Oleh karenanya, menurut Polin Pospos dan Nelson Malau, para tokoh atau kandidat tokoh Batak yang ada sekarang ini, baik di Jakarta maupun yang di Sumut sendiri, saatnya menjalin hubungan dan membuka diri untuk saling komunikasi dan saling koneksi melalui silaturahmi sosial maupun interaksi politik atau bisnis. Selain untuk menggalang kekompakan, juga untuk menghimpun potensi dan kekuatan.
"Sejatinya, kita Batak ini bisa bersatu dan menyatu atas azas 'Sitolu Sada' (tritunggal) yang mempersatukan semua perbedaan yang ada, bukannya baru bersatu setelah dipecah belah pihak kompeni di zaman Koloni Belanda. Kita harusnya kompak dan bersatu untuk menjadi panutan orang banyak, setidaknya sepertri yang dipesankan musafir atau misionaris Syubrandus van Rossum (Belanda) pada 1835 bahwa orang Batak adalah Sinar Terbit Matahari, dalam bukunya: Matahari Terbit di Balige ," ujar Polin mengisahkan salah satu pustakanya tentang literatur orang Batak.

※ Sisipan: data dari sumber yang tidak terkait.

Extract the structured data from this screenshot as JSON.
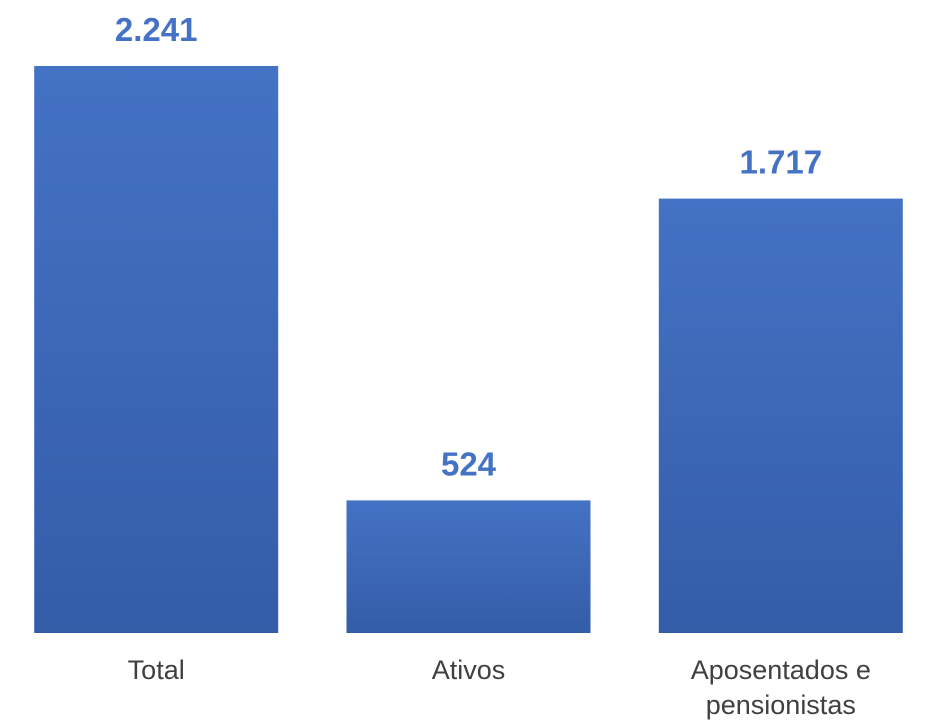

Saat ini, sejumlah figur orang Batak yang dinilai berpotensi sebagai kandidat tokoh (sentral atau kharismatik dengan masing-masing potensi dan kapasitasnya) di masa mendatang (di luar para figur yang menjabat kepala daerah) adalah: Jend. (purn TNI) TB Silalahi, Jend. TNI Luhut Panjaitan, Sabam Sirait, Raja DL Sitorus, Dr RE Nainggolan MM, Dr SAE Nababan, Pdt Dr Bonar Napitupulu, Pdt Dr JR Hutauruk, Dr Polin LR Pospos, Capt. Anton Sihombing, Muchtar Pakpahan, Lundu Panjaitan SAH MH, Drs Rudolf M Pardede, Dr Ir Benny Pasaribu MSc, Humuntar Lumban Gaol, Sanggam SH Bakkara, Murphy Hutagalung, Agus P Pakpahan, Pande Radja Silalahi, Dr Ir Nurdin Tampubolon, Dr Ir Jongkers Tampubolon, Ir MPL Tobing, Sariaty Pardede, Drs Edward Simanjuntak, Samsul Sianturi, Ir Henry Hutabarat, Raja Pangihutan Sirait, dll.
Di kalangan generasi muda Batak antara lain: Drs Irianto Simbolon MM yang saat ini salah seorang Dirjen di Kemenakertrans Radjamin Sirait SE MBA, Parlindungan Purba SH MM, Ir GM Chandra Panggabean, Ir Leo Nababan, Maruarar Sirait, Effendi Simbolon, Sabar Ganda Sitorus, Roberto Lumban Gaol, Hariara Tambunan, dll.